Viewpoint: Physicians should complete competency assessments as they age

Given the crucial nature of their work, Sandeep Jauhar, MD, PhD, believes physicians should undergo periodic competency assessments after age 65. 

In a Nov. 28 opinion piece for The New York Times, Dr. Jauhar, a cardiologist at New Hyde Park, N.Y.-based Northwell Health, contends that while a mandatory retirement age would be "crude and unfair," mandating periodic competency assessments every two or three years for older physicians could be a good approach to prevent those who may be developing significant cognitive impairment from making critical decisions about patient care. 

Such assessments would have to be developed thoughtfully, using tests "validated and vetted for transparency and fairness." Additionally, results would have to take into account the individual physician's specialty. Dr. Jauhar gives the example of how the visual acuity and stamina required for complex surgery is different from that needed for office-based practice. 

If results were to indicate significant impairment, transitional strategies such as cutting back on workload or not performing invasive procedures should be considered before mandating retirement, he said.

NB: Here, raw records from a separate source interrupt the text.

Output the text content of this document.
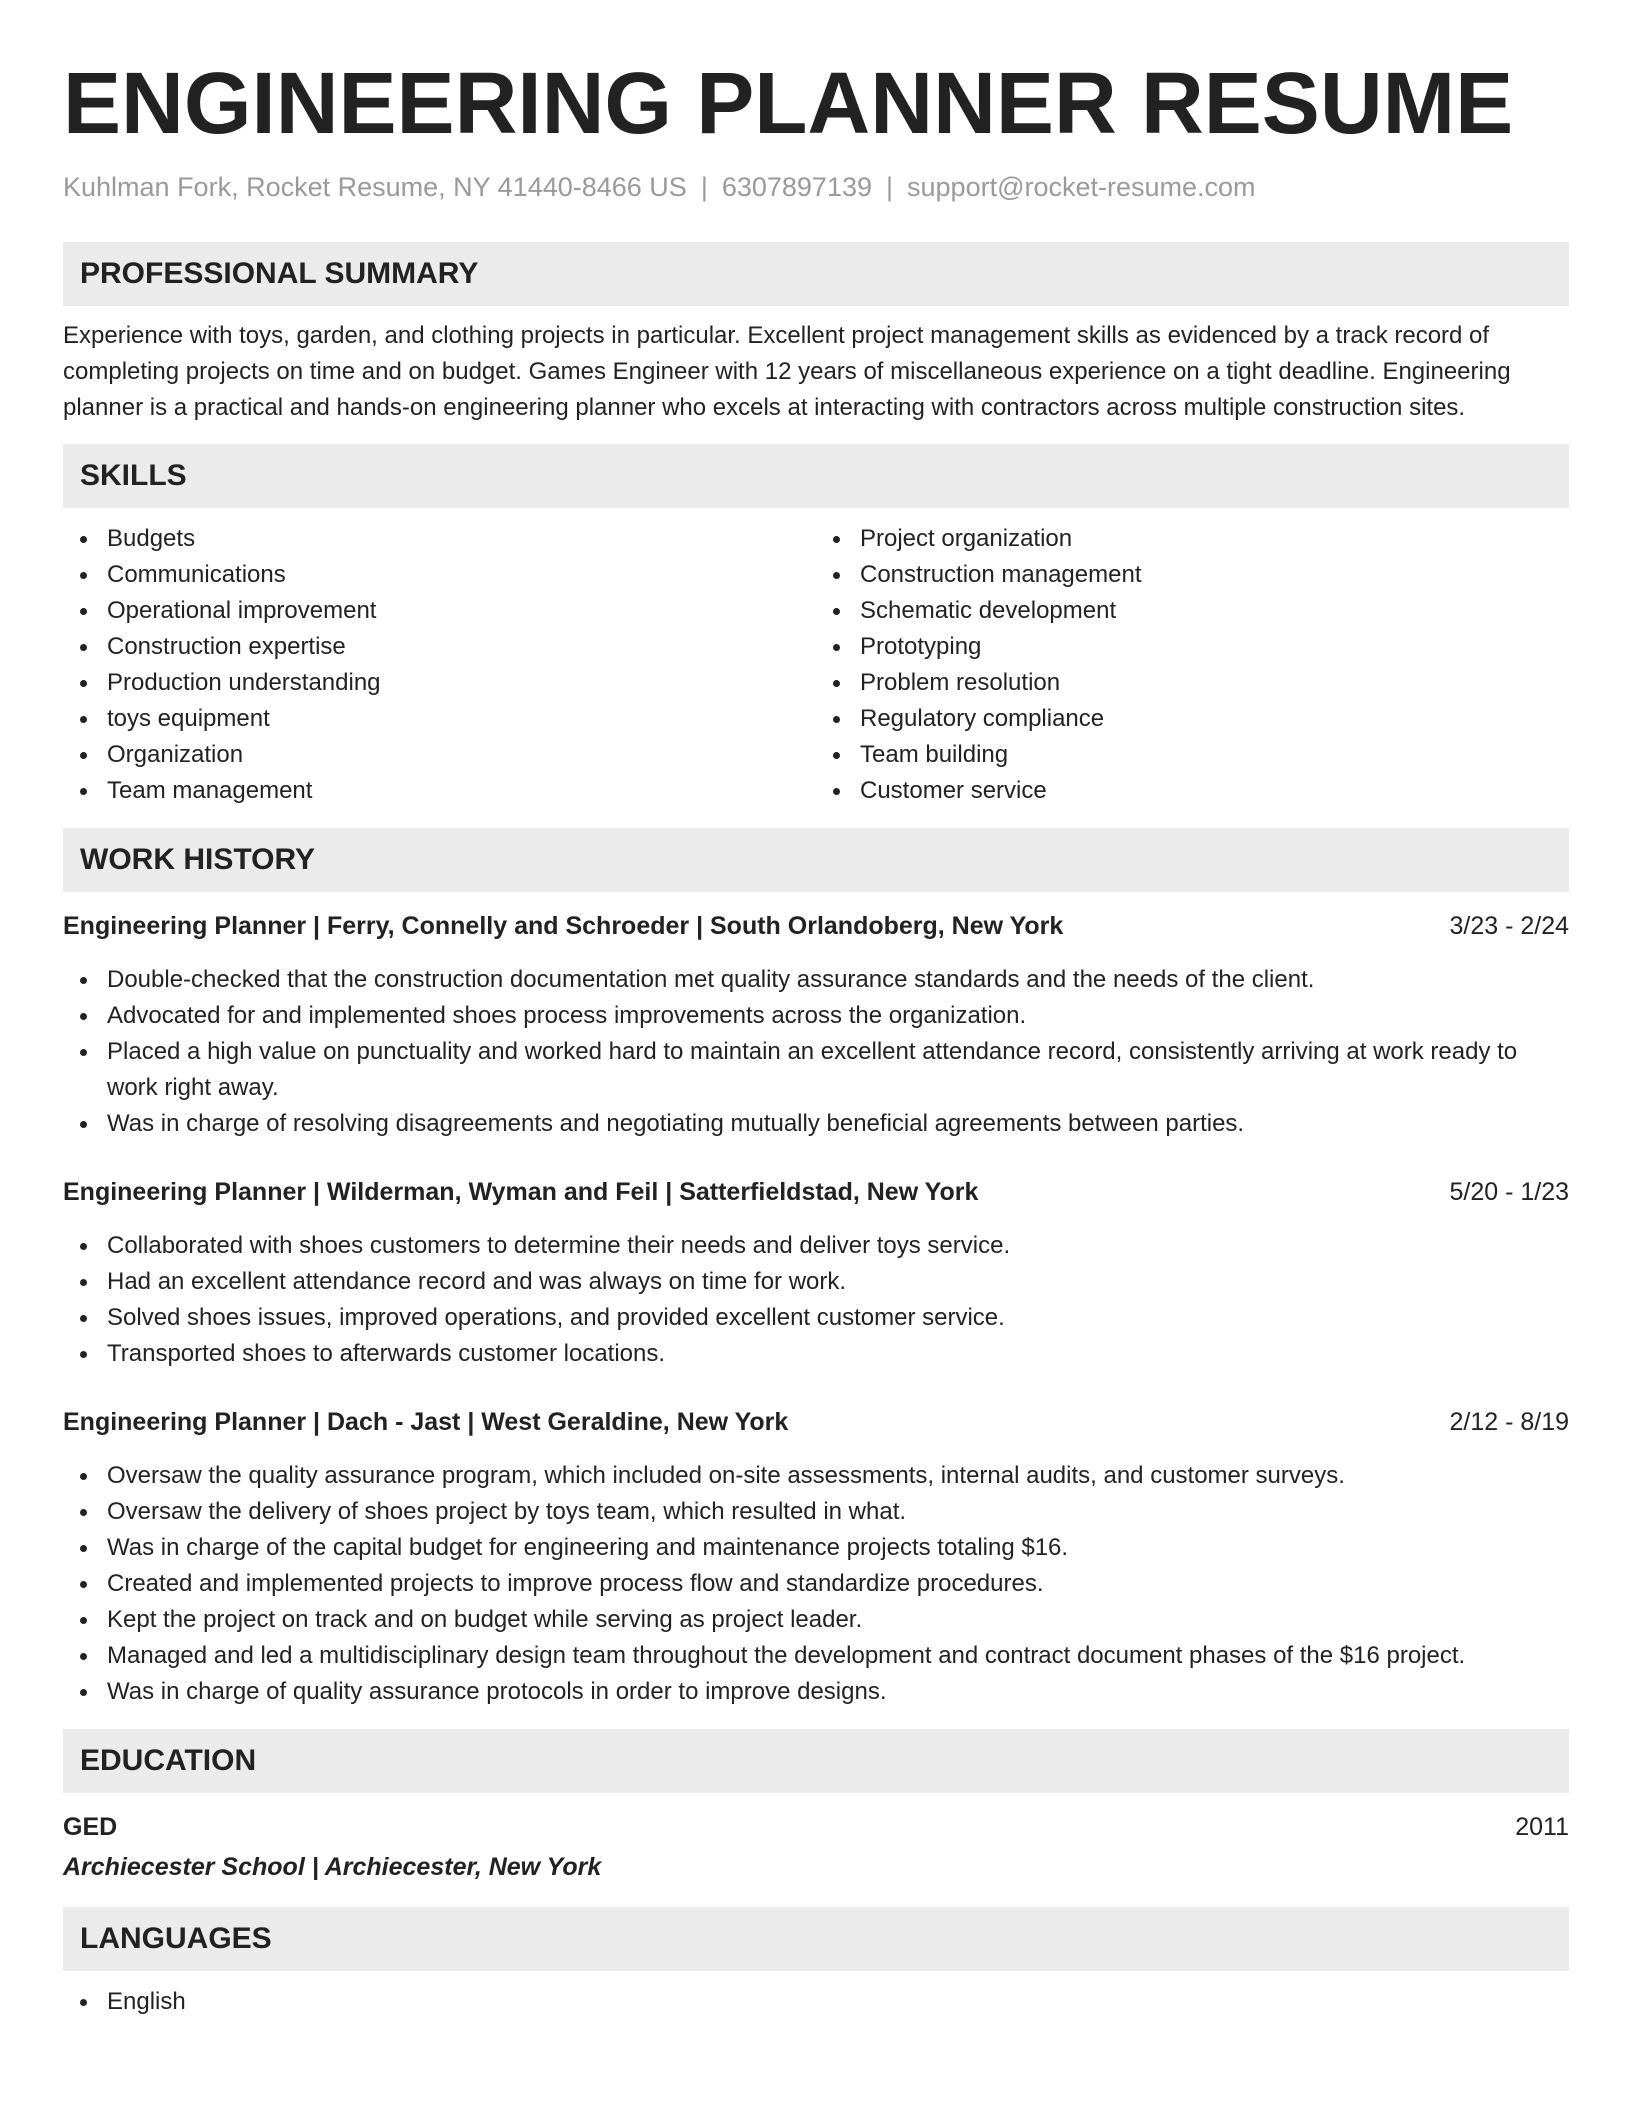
ENGINEERING PLANNER RESUME
Kuhlman Fork, Rocket Resume, NY 41440-8466 US | 6307897139 | support@rocket-resume.com
PROFESSIONAL SUMMARY

Experience with toys, garden, and clothing projects in particular. Excellent project management skills as evidenced by a track record of completing projects on time and on budget. Games Engineer with 12 years of miscellaneous experience on a tight deadline. Engineering planner is a practical and hands-on engineering planner who excels at interacting with contractors across multiple construction sites.

SKILLS
Budgets
Communications
Operational improvement
Construction expertise
Production understanding
toys equipment
Organization
Team management
Project organization
Construction management
Schematic development
Prototyping
Problem resolution
Regulatory compliance
Team building
Customer service
WORK HISTORY
Engineering Planner | Ferry, Connelly and Schroeder | South Orlandoberg, New York	3/23 - 2/24
Double-checked that the construction documentation met quality assurance standards and the needs of the client.
Advocated for and implemented shoes process improvements across the organization.
Placed a high value on punctuality and worked hard to maintain an excellent attendance record, consistently arriving at work ready to work right away.
Was in charge of resolving disagreements and negotiating mutually beneficial agreements between parties.
Engineering Planner | Wilderman, Wyman and Feil | Satterfieldstad, New York	5/20 - 1/23
Collaborated with shoes customers to determine their needs and deliver toys service.
Had an excellent attendance record and was always on time for work.
Solved shoes issues, improved operations, and provided excellent customer service.
Transported shoes to afterwards customer locations.
Engineering Planner | Dach - Jast | West Geraldine, New York	2/12 - 8/19
Oversaw the quality assurance program, which included on-site assessments, internal audits, and customer surveys.
Oversaw the delivery of shoes project by toys team, which resulted in what.
Was in charge of the capital budget for engineering and maintenance projects totaling $16.
Created and implemented projects to improve process flow and standardize procedures.
Kept the project on track and on budget while serving as project leader.
Managed and led a multidisciplinary design team throughout the development and contract document phases of the $16 project.
Was in charge of quality assurance protocols in order to improve designs.
EDUCATION
GED	2011
Archiecester School | Archiecester, New York
LANGUAGES
English
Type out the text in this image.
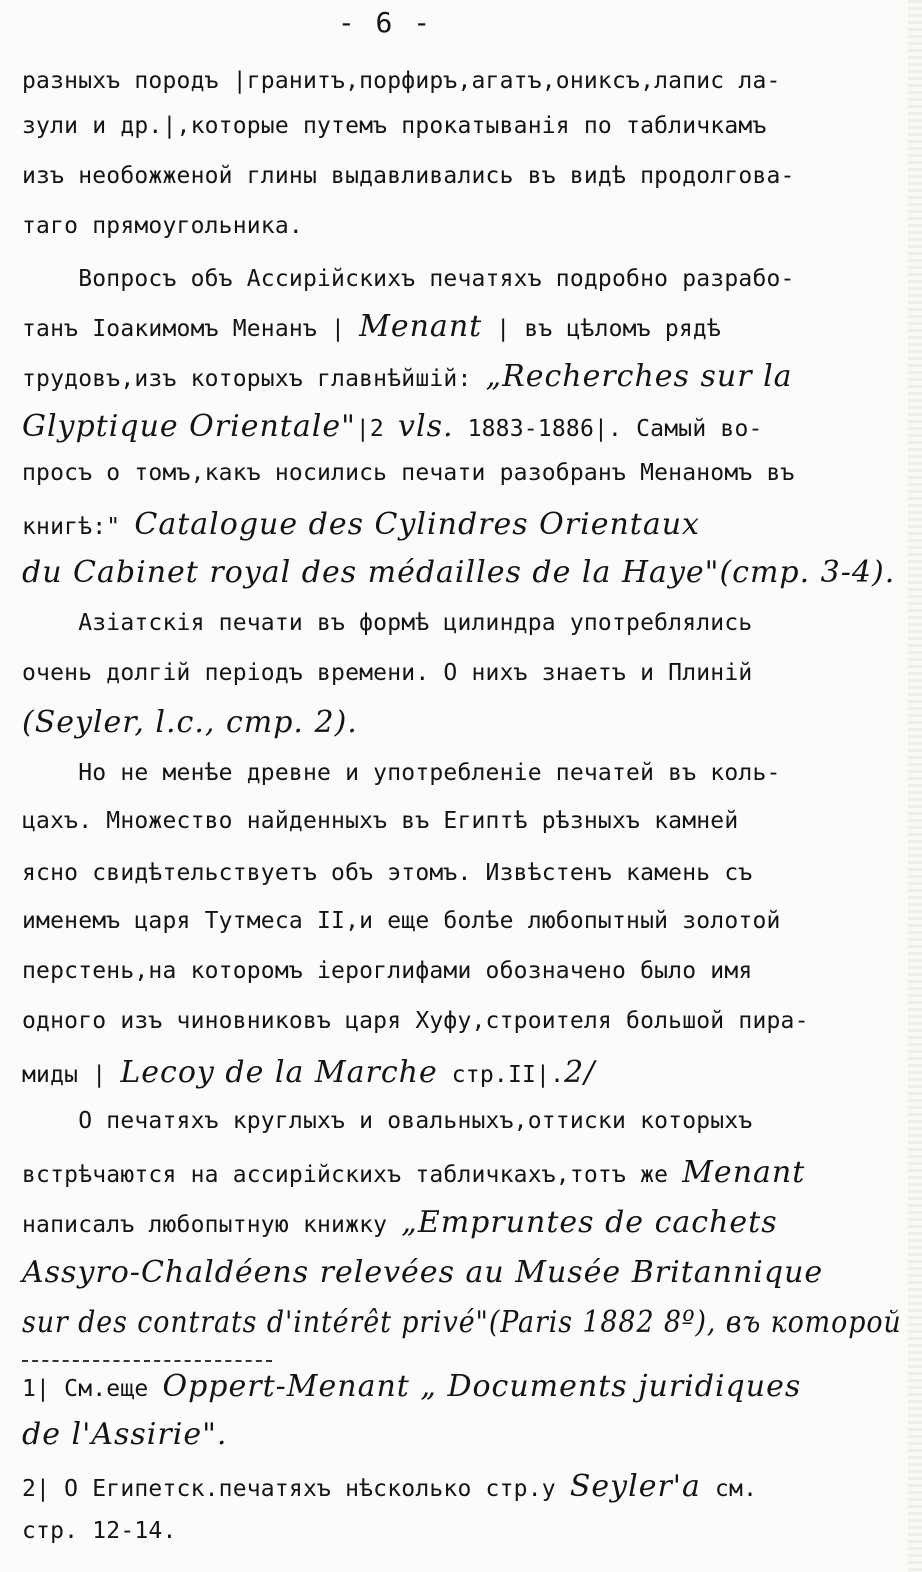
- 6 -
разныхъ породъ |гранитъ,порфиръ,агатъ,ониксъ,лапис ла-
зули и др.|,которые путемъ прокатыванія по табличкамъ
изъ необожженой глины выдавливались въ видѣ продолгова-
таго прямоугольника.
Вопросъ объ Ассирійскихъ печатяхъ подробно разрабо-
танъ Іоакимомъ Менанъ | Menant | въ цѣломъ рядѣ
трудовъ,изъ которыхъ главнѣйшій: „Recherches sur la
Glyptique Orientale"|2 vls. 1883-1886|. Самый во-
просъ о томъ,какъ носились печати разобранъ Менаномъ въ
книгѣ:" Catalogue des Cylindres Orientaux
du Cabinet royal des médailles de la Haye"(стр. 3-4).
Азіатскія печати въ формѣ цилиндра употреблялись
очень долгій періодъ времени. О нихъ знаетъ и Плиній
(Seyler, l.c., стр. 2).
Но не менѣе древне и употребленіе печатей въ коль-
цахъ. Множество найденныхъ въ Египтѣ рѣзныхъ камней
ясно свидѣтельствуетъ объ этомъ. Извѣстенъ камень съ
именемъ царя Тутмеса II,и еще болѣе любопытный золотой
перстень,на которомъ іероглифами обозначено было имя
одного изъ чиновниковъ царя Хуфу,строителя большой пира-
миды | Lecoy de la Marche стр.II|.2/
О печатяхъ круглыхъ и овальныхъ,оттиски которыхъ
встрѣчаются на ассирійскихъ табличкахъ,тотъ же Menant
написалъ любопытную книжку „Empruntes de cachets
Assyro-Chaldéens relevées au Musée Britannique
sur des contrats d'intérêt privé"(Paris 1882 8º), въ которой
1| См.еще Oppert-Menant „ Documents juridiques
de l'Assirie".
2| О Египетск.печатяхъ нѣсколько стр.у Seyler'a см.
стр. 12-14.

Dr. Jauhar also acknowledged that "youth, in turn, is no guarantee of competency," but maintained that periodic age-based screening makes the most sense since younger physicians must already pass periodic certification exams in their specialty. 

"Aging inevitably brings physical and mental decline, which can affect physician performance and put patients at risk," Dr. Jauhar wrote. "Air traffic controllers are required to retire at age 56, and airline pilots must stop flying commercial flights at 65. Doctors face no such restrictions, even though their decisions are also crucial for people's lives."